The average tooth loss in the study participants was moderate. However, in nearly two-thirds (n = 111) of the participants, at least one tooth was missing, including wisdom teeth. These results are comparable and depend on the relatively young median age of the study participants [21]. Therefore, it is expected that the number of missing teeth increases with an increase in the median age of the population [1, 5, 13]. In the majority of the study participants, single-tooth gaps (Kennedy class III) were detected [1, 13, 38]. This predominant partially edentulous arch was detected more frequently in the lower jaw. Kennedy class IV was not observed in this study, which could be attributed to the young median age of the participants [38]. Tooth loss was more common in the women participants than men [13]. This is causative of the increased DMF/T values of women compared to men. The increased DMF/T-Index is based on untreated caries lesions which may result in an earlier personal tooth loss. Tooth extraction is the most common dental treatment in rural areas of Tanzania [21].

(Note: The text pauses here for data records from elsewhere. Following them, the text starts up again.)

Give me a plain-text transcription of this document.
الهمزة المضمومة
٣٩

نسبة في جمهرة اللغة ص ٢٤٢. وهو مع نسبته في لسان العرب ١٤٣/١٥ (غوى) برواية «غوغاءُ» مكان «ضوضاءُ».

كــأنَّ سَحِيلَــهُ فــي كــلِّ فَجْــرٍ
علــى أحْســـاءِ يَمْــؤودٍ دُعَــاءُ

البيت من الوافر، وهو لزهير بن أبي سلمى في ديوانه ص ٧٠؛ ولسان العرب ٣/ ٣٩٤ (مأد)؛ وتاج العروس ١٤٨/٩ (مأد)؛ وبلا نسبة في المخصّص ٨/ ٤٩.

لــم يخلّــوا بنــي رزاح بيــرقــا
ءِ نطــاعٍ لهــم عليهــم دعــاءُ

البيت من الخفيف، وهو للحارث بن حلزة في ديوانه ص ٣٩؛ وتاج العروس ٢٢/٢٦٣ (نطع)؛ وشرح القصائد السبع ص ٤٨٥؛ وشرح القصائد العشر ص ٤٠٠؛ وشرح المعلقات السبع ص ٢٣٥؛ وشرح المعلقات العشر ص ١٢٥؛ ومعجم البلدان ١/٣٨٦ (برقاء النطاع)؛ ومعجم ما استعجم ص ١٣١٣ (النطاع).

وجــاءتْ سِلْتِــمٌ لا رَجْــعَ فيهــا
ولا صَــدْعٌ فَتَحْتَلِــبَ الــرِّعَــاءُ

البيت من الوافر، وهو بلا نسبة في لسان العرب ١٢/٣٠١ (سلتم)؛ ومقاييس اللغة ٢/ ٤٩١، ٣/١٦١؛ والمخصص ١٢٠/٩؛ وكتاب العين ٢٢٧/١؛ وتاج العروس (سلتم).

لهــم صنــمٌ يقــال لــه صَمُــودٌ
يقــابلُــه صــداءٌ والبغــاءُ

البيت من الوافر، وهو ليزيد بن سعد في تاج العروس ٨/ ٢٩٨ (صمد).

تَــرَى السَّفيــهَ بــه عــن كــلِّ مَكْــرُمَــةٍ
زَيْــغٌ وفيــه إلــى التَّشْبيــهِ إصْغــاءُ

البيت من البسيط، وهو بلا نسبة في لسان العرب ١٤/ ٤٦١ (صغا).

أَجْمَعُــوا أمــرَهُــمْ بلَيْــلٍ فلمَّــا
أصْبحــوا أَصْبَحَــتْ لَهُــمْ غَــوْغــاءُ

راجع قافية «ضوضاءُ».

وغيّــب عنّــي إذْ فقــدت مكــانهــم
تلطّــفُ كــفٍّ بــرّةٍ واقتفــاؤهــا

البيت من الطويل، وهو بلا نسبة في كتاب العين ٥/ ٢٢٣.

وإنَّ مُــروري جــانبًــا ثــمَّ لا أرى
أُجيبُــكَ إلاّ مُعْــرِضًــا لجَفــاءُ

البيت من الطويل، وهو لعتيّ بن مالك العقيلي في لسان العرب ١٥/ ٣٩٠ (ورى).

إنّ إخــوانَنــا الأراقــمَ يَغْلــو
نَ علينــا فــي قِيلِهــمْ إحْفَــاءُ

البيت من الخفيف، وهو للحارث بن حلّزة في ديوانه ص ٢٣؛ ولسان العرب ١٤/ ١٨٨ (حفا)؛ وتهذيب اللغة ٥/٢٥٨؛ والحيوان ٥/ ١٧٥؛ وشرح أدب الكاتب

The study was limited to the nursing staff of the IIHAS and ILH in Ilembula, Tanzania. There was no randomization of the rural area or the hospital where the study was implemented. Therefore, no significance between the oral health situation of rural or urban regions could be considered. Moreover, it is challenging to transfer the impact of the results of the present study to the oral health situation of the surrounding population because the nursing staff might have different socio-economic backgrounds, levels of education, and availability of medical and dental treatment compared to the average population [31]. Nevertheless, the study was performed in February 2020 at the beginning of the COVID-19 pandemic. Therefore, the study could not be extended to the planned sample size owing to the travel restrictions.

Conclusions

It can be concluded that most nursing staff of the ILH and IIHAS had good personal oral hygiene and low DMF/T values. The reported recall visits to dental treatment facilities were poor. However, the use of personal oral health items and practice of daily oral hygiene was better than expected. Against the background that the majority of Tanzanian adults mostly seek dental care for pain relief, it is important to sensitize nursing staff in rural areas regarding the prevention of oral diseases. Nurses in rural areas without adequate dental treatment facilities should screen and educate their patients regarding oral health-related diseases and how to prevent them. Therefore, advanced oral health knowledge should be inculcated into the structured education of nursing students. This study should be territorially extended to rural areas in Tanzania due to the lack of similar studies.